Indeed, there is some truth to the argument they were circulating in Dublin this week that if they were not awarded the 2011 Rugby World Cup, they might never get another chance because the event is expanding so quickly that it soon will be beyond the capacity of a small country like New Zealand to stage.
But awarding the tournament to New Zealand does nothing for the game and detracts from it because, if there is one thing the All Blacks don't need at the moment, it's the added edge of a home-ground advantage.
From a self-interest perspective, there is no denying it's to Australia's advantage for the tournament to be staged just a few hours away on the other side of the ditch.
Leaving aside the tourism spin-offs, there also are pure rugby gains. No overseas side is more familiar with New Zealand grounds and conditions than the Wallabies, and no other visiting side comes close to matching their success rate.
Despite that, the two Australian Rugby Union delegates to the IRB, Dilip Kumar and Gary Flowers, put aside shared history and SANZAR mateship to vote for Japan.
"We went with Japan because we took the view that the World Cup fundamentally is about growing the game," was how Flowers explained the ARU's thinking.
Silly Australia. It just doesn't get it.
Doesn't it realise that if the game starts flourishing in corners of the world where rugby is no more than an oddity at the moment, countries that are outside the club, like the US or Canada or Japan, might actually progress to the point where they begin to leave the club members behind.
Already Scotland has dropped off the pace.
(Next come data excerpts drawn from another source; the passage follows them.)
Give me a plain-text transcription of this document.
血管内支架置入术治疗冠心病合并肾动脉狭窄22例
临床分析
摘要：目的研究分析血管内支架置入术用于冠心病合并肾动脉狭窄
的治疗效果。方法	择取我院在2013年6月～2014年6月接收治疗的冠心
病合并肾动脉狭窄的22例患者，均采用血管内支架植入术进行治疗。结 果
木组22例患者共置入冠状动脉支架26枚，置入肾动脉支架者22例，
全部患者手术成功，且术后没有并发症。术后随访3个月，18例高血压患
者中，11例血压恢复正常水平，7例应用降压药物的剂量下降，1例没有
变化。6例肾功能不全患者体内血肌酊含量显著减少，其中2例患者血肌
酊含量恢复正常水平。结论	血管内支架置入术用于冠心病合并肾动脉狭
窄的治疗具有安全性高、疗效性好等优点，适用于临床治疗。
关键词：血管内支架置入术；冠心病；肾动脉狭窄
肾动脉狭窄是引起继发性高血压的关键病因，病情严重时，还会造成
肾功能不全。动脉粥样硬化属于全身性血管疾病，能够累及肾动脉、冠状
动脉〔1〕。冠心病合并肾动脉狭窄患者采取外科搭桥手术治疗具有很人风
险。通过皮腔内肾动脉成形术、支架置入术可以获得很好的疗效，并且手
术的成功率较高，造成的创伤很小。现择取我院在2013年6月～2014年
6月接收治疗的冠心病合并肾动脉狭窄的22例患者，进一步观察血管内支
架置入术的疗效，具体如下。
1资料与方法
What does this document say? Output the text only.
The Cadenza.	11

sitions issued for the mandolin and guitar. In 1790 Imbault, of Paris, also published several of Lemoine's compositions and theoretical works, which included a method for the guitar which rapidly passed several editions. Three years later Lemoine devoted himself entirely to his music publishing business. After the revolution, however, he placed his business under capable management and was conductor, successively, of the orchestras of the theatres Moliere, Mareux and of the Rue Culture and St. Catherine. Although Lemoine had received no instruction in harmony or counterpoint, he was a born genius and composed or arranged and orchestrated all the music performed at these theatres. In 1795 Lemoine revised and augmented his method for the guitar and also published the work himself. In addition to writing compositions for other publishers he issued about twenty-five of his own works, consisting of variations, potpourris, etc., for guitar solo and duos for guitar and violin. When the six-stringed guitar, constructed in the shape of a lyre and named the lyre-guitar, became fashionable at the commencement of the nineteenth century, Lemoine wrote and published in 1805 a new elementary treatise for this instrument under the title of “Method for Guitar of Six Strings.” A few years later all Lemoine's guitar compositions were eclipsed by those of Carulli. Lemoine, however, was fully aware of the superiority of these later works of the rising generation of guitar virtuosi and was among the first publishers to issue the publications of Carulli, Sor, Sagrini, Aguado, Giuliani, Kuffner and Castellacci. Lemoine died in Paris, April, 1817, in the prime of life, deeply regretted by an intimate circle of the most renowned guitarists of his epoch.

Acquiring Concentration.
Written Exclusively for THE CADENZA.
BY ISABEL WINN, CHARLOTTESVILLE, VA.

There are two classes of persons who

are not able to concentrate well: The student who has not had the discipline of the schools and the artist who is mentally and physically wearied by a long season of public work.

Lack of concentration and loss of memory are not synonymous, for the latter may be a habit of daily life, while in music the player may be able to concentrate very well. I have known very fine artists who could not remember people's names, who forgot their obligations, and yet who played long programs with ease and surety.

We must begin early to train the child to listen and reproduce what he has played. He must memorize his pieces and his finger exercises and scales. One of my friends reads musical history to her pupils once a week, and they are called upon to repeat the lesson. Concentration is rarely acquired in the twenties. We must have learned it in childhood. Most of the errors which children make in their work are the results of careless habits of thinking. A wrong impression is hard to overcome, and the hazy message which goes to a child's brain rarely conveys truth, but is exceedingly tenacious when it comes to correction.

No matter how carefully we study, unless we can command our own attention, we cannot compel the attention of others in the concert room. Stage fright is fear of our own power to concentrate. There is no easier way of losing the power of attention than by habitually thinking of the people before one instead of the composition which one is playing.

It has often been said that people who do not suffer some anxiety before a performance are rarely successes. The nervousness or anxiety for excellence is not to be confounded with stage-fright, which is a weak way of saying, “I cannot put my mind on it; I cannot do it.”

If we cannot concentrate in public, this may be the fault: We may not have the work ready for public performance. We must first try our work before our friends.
One of the countries involved in the first rugby Test played, it has become so uncompetitive in the professional era that it is having trouble arranging matches against decent rugby nations.
And while the match in the wee small hours of tomorrow morning (AEDT) will determine whether last week's trouncing by the All Blacks was an aberration or truly an abomination, the worried talk in Ireland this week has been that the cycle that not long ago carried it to a Six Nations triumph has suddenly lost a wheel.
That's not to say it was the Scots and the Irish who scuttled Japan.
No one knows how the votes were cast, save for the Australians who came out in the open and declared themselves, even at the risk of getting up the noses of their two SANZAR partners.
But you didn't have to be a Celtic mystic to read the runes this week and realise they spelt ruin for Japan.
The club was closing ranks and on the eve of the vote Koji Tokumasu, the chief executive of the Japanese Rugby Football Union, could sense the shutout.
Japan's two rivals, he said, had been playing rugby against the other IRB foundation members for a long time and strong friendships had been forged.
"We don't have much regular contact with them," Tokumasu said, "and we have to try to make them trust that we can deliver the best World Cup."
In the end Japan failed and while the club members no doubt slapped Tokumasu on the back and gave him a hearty, "better luck next time, old chap", the danger is that there may not be a next time.
As the head of Japan's bidding team, former Prime Minister Yoshiro Mori, bitterly observed after the winner was announced,
"The ideal of rugby has disappeared with this decision. Only the interests of the big unions remain".